The number of cancer deaths have steadily declined in the United States over the past 15 years, saving a possible 650,000 lives over that period, the American Cancer Society said Wednesday.
But 1.48 million cases will be diagnosed this year and over 562,000 people will die from cancer this year, ACS said in its annual cancer statistics report.
The cancer death rate fell by 19.2 percent for men between 1990 and 2005, mostly due to declines in deaths from lung, prostate and colorectal cancer, the group said.
Deaths from cancer, the second-biggest killer in the United States after heart disease, decreased by 11.4 percent for women over the same period, in large part due to decreases in breast and colorectal cancer.
The numbers showed that early cancer detection, such as through colonoscopy, has yielded good results. They also pointed to improved cancer treatment.

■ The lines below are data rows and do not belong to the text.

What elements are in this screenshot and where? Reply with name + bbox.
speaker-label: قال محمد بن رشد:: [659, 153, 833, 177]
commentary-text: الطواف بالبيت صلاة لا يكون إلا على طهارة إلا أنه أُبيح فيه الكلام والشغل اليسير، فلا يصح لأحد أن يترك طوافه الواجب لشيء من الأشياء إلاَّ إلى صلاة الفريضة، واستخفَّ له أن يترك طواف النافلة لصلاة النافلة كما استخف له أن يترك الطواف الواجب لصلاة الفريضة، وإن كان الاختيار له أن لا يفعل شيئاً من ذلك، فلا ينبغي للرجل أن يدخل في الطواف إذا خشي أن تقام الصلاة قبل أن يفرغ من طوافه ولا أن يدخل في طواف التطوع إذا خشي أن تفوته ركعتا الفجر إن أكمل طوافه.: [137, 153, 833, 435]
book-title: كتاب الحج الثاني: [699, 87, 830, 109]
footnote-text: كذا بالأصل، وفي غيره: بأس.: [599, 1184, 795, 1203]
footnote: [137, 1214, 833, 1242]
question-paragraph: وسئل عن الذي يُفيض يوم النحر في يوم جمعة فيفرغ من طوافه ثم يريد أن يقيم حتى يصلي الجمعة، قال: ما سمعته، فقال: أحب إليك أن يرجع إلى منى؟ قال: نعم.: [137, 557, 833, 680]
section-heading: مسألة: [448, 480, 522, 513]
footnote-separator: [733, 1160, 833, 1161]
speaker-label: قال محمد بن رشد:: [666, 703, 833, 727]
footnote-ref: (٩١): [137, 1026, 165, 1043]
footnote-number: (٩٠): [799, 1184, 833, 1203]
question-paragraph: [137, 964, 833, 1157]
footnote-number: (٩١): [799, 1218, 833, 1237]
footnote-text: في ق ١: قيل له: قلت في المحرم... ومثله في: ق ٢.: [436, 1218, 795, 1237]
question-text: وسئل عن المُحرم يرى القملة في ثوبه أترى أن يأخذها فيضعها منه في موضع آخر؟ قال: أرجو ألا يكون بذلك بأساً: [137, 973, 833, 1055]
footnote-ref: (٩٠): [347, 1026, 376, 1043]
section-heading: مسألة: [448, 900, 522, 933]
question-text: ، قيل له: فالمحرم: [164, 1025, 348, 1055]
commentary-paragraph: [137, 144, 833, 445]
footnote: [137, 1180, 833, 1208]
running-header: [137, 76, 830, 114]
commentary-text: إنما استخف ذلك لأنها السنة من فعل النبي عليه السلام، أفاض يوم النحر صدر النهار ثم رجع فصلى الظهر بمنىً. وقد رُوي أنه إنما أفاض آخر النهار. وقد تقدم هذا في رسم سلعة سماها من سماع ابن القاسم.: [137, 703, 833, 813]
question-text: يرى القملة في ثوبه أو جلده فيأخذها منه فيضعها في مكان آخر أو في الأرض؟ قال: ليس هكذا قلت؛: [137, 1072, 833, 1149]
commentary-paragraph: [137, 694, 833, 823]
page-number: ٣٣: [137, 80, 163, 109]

Cancer cases were also on the decline, with a 1.8 percent annual drop for men between 2001 and 2005 and a 0.6 annual decrease for women between 1998 and 2005.
"A drop of one or two percent per year may sound small, but as this report shows, that adds up to 650,000 cancer deaths avoided over 15 years," said ACS CEO John Seffrin.
Deaths from lung cancer, by far the biggest cancer killer, fell for men mostly due to a decrease in smoking, the report noted, adding that the lung cancer death rate had stabilized for women after rising for several decades.
The report said lung cancer is expected to account for 26 percent of all female cancer deaths in 2009.
It found that African-American men have an 18 percent higher cancer incidence rate than white men and a 36 percent higher cancer death rate.
But African-American women, the report said, are less likely than white women to get cancer, although they are more likely to die from cancer if they get it.
For all cancers diagnosed in the United States between 1996 and 2004, the five-year relative survival rate -- considered like a near-recovery -- was 66 percent, up from 50 percent in 1975-1977.